Write your own program in Excel-ASM16 assembly language and compile it into the ROM spreadsheet with the Python script.
Use the project as a teaching tool to demonstrate how processors handle registers, memory, and arithmetic.
Extend the instruction set by modifying spreadsheet formulas to add new opcodes.
Requires Microsoft Excel, recalculation per clock cycle is slow, wait for Excel to finish before pressing F9 again.

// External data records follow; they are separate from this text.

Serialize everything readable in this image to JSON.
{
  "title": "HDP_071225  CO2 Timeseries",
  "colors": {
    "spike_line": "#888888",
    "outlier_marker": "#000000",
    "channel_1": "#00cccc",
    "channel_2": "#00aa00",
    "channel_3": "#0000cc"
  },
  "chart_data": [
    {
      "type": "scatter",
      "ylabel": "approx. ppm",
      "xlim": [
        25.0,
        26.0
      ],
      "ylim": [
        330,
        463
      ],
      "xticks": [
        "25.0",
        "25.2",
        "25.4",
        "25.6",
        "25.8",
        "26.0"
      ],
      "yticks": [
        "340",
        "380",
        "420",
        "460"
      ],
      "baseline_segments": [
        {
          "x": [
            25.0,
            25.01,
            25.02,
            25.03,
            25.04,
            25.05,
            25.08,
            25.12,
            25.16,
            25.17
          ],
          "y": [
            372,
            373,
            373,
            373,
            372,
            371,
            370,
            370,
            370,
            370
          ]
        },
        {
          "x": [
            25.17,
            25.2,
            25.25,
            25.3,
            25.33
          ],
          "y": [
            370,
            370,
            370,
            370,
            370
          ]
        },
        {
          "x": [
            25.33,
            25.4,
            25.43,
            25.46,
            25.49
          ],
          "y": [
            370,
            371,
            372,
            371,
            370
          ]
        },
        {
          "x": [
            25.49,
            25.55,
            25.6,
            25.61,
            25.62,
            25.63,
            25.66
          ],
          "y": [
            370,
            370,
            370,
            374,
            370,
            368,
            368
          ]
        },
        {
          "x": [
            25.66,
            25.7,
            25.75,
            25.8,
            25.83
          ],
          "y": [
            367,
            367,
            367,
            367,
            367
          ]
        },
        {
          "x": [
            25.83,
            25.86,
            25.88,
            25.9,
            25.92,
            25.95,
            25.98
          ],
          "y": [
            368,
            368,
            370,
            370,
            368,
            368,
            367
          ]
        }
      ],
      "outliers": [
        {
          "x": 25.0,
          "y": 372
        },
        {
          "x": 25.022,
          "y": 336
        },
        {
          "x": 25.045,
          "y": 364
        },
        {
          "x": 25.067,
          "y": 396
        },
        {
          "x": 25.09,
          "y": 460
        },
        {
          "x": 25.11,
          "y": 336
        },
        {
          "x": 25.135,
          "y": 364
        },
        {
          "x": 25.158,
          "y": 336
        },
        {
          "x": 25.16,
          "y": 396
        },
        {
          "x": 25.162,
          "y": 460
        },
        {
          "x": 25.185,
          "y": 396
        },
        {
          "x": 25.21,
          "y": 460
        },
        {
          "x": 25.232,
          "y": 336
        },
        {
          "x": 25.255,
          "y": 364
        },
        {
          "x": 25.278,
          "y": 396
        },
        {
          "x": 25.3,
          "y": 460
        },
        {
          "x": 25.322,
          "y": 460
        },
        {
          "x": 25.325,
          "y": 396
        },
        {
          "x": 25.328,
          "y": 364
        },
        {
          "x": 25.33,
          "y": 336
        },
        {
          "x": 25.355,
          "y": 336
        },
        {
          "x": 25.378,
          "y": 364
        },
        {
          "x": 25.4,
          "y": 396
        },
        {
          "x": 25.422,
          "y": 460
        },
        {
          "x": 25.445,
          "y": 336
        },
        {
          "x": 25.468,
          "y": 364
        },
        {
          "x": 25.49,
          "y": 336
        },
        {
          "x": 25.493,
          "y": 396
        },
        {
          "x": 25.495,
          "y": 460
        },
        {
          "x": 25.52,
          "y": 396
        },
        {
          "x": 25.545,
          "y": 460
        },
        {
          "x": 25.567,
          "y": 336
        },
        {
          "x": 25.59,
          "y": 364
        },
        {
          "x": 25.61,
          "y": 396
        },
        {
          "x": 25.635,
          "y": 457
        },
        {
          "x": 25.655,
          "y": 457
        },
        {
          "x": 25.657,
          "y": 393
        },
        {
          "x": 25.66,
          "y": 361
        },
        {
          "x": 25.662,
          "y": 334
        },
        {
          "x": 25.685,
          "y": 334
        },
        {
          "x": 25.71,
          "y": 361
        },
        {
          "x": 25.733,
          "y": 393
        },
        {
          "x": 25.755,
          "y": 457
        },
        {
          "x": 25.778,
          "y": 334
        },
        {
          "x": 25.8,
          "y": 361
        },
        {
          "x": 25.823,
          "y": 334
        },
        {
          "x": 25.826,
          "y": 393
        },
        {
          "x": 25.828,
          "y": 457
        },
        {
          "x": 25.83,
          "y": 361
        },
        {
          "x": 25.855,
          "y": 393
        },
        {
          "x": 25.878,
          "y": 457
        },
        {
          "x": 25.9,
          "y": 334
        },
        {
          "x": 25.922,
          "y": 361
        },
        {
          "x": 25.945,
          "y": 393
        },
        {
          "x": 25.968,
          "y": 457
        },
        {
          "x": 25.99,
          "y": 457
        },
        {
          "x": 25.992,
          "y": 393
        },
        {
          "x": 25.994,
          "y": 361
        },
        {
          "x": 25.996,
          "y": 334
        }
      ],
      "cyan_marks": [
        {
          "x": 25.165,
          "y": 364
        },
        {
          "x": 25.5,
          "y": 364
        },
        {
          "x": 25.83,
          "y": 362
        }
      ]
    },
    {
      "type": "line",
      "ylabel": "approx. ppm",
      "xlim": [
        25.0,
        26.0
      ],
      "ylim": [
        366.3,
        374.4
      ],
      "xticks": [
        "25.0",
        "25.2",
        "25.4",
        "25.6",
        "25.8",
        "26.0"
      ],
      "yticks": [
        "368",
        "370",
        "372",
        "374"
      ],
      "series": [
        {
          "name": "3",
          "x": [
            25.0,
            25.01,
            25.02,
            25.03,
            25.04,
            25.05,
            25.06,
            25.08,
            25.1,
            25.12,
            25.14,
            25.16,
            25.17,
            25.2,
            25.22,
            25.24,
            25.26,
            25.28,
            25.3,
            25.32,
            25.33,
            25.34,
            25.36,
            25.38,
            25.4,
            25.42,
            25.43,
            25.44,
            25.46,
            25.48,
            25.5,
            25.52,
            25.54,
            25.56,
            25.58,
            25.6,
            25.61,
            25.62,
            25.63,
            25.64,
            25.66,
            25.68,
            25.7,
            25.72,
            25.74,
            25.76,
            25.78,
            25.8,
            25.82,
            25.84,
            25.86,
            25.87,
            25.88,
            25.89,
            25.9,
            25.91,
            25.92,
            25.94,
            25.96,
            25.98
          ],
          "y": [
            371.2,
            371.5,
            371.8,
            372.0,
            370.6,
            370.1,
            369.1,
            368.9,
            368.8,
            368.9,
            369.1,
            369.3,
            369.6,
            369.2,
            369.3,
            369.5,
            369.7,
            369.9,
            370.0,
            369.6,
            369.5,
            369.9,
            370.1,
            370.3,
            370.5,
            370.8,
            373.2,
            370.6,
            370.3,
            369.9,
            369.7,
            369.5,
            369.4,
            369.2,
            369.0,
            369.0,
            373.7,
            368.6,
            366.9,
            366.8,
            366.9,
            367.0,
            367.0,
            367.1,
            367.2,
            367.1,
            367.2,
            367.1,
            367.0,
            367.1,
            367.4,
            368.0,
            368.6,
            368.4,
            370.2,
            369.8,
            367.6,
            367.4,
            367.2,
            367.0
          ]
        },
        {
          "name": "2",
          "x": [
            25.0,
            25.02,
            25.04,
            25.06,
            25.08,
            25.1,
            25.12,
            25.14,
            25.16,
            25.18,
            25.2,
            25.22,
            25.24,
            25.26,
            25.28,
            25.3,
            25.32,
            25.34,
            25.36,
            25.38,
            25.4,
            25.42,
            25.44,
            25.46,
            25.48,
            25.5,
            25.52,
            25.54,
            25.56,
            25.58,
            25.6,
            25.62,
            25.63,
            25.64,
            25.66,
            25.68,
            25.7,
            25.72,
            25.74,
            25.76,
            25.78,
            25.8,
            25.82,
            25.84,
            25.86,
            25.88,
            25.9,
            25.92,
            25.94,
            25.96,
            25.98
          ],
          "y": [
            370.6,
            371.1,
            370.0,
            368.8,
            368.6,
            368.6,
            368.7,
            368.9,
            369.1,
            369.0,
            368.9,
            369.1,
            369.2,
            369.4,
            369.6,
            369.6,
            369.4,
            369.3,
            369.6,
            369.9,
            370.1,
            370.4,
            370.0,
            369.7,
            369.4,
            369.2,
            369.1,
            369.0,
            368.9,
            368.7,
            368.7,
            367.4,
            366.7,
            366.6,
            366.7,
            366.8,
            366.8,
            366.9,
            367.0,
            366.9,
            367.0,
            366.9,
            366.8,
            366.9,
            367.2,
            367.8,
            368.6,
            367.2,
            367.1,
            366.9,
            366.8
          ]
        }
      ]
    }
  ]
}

This repository contains a working 16-bit computer processor built entirely inside Microsoft Excel, using spreadsheet formulas and cells to simulate how a real processor operates. It is a novelty engineering project that demonstrates what is possible using Excel's calculation system as a computing substrate. The main file is a spreadsheet called CPU.xlsx. Inside it, the processor has 16 general-purpose storage slots called registers, access to 128 kilobytes of simulated memory, and a 128 by 128 pixel display. To step through one clock cycle of the processor, you press the F9 key, which triggers Excel to recalculate the spreadsheet. The README notes that you have to wait for Excel to finish recalculating before pressing F9 again, because updating so many cells takes time. A separate ROM.xlsx spreadsheet holds the program that gets loaded into memory when you flip a switch in the main spreadsheet. To write programs for this CPU, the project includes its own assembly language called Excel-ASM16. Assembly language is a low-level way of writing instructions that map closely to what a processor actually does, things like loading a value from memory into a register, adding two registers together, comparing values, or jumping to a different point in the program based on a condition. Excel-ASM16 has 24 instructions covering arithmetic, memory access, bitwise operations, and jumps. A Python script is included to compile programs written in Excel-ASM16 into the ROM spreadsheet format. You run the script from the command line, give it your program file and the ROM spreadsheet, and it produces output you can load into the CPU. A folder of sample programs is also included to demonstrate what the CPU can do. The instruction set details and opcode reference live in a third spreadsheet called InstructionSet.xlsx.